KOBİ'lerin kayıt içine girmeleri ve daha efektif proje üretmelerini beklediklerini aktaran Akyüz, fizibilitesi yapılmış, verimliliği yüksek proje bulmakta zorlandıklarını anlattı.

Bölge ülkelerle bankacılık konusunda ciddi ilişkiler içerisinde olduklarını vurgulayan Akyüz, Türkiye'deki katılım bankalarının MENA Bölgesi'nden (Ortadoğu, Kuzey Afrika) olduğunu ifade etti.

Ayrıca MENA Bölgesi yatırımlarında Türk şirketlerinin teminat mektubu ihtiyacını karşıladıklarını hatırlatan Akyüz, şunları dile getirdi:

"Şu an itibariyle teminat mektubu stoku 10 milyar doların üzerindedir. Bölgeden 8 tane banka Türkiye'de faaliyet gösteriyor, bu bankaların aktif toplamı da 70 milyarı geçmiş durumda. Bölgenin kalkınmasında, Türkiye'nin kalkınması ve gelişmesiyle paralel olarak bizim etkinliğimiz artacaktır. Bölgeye olan sinerjimiz, bölge ile olan ticari ilişkilerimizin de geliştirileceğini tahmin ediyoruz. Katılım bankacılığı sisteminin finansal toksit asit üretmediğini, reel bir finansman işlemine tekabül ettiğini, dolayısıyla krizlere dayanıklı bir sistem inşa edildiğini, tasarruf sahibi ile gelirin paylaşıldığı, iş sahibi ile işin gelirinin paylaşıldığı bir mekanizmayı içermesi nedeniyle sıhhatli bir finansman modeli olarak dünyaya bu model sunuluyor.

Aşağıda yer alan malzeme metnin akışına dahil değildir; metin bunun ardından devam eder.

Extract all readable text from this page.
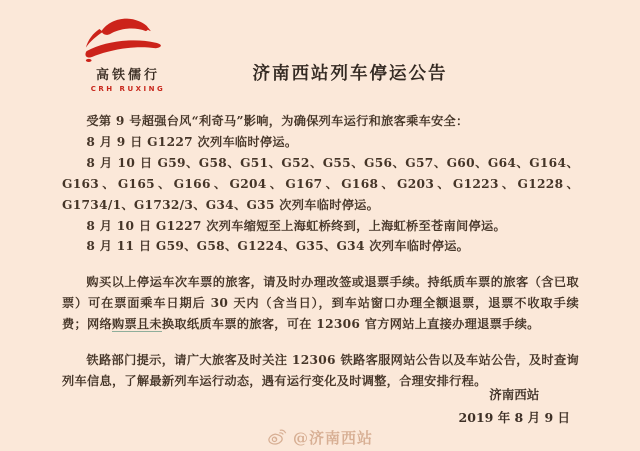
高铁儒行
CRH RUXING
济南西站列车停运公告

受第 9 号超强台风“利奇马”影响，为确保列车运行和旅客乘车安全：

8 月 9 日 G1227 次列车临时停运。

8 月 10 日 G59、G58、G51、G52、G55、G56、G57、G60、G64、G164、G163、G165、G166、G204、G167、G168、G203、G1223、G1228、G1734/1、G1732/3、G34、G35 次列车临时停运。

8 月 10 日 G1227 次列车缩短至上海虹桥终到，上海虹桥至苍南间停运。

8 月 11 日 G59、G58、G1224、G35、G34 次列车临时停运。

购买以上停运车次车票的旅客，请及时办理改签或退票手续。持纸质车票的旅客（含已取票）可在票面乘车日期后 30 天内（含当日），到车站窗口办理全额退票，退票不收取手续费；网络购票且未换取纸质车票的旅客，可在 12306 官方网站上直接办理退票手续。

铁路部门提示，请广大旅客及时关注 12306 铁路客服网站公告以及车站公告，及时查询列车信息，了解最新列车运行动态，遇有运行变化及时调整，合理安排行程。

济南西站
2019 年 8 月 9 日
@济南西站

Ülkeler artık katılım bankacılığına özel bir önem atfediyor."

- "MENA Bölgesindeki KOBİ'lerin en önemli sorunlarından birisi finansman bulamaması"

Birleşik Arap Emirlikleri (BAE) Merkez Bankası Banka Denetleme Kurumu Müdürü Nariman A. Kamber, Arap Baharı'nın daha fazla sosyoekonomik problemlere yol açan bir durumu ortaya çıkardığını söyledi.

Kamber, MENA Bölgesindeki KOBİ'lerin en önemli sorunlarından birisinin finansman bulamaması olduğunu vurguladı.

Türkiye'nin 1990'lardan sonra KOBİ'lere eğilmeye başladığını anımsatan Kamber, Türk bankalarının KOBİ'lerle çalışma noktasında uzun süredir tecrübeli olduğunu dile getirdi.

Kamber, KOBİ'lere destek sağlamada TEB ile Garanti Bankası'nın önemli bir rekora sahip olduklarının altını çizdi.

Türkiye İsrafı Önleme Vakfı (TİSVA) Başkanı Prof. Dr. Aziz Akgül de TÜİK verilerine göre şu anda yoksulluk sınırı altında Türkiye'de 3 milyon aile olduğunu söyledi.

Öte yandan Arnavutluk Merkez Bankası Başkanı Adrian Fullani da panelde kısa bir konuşma yaptı.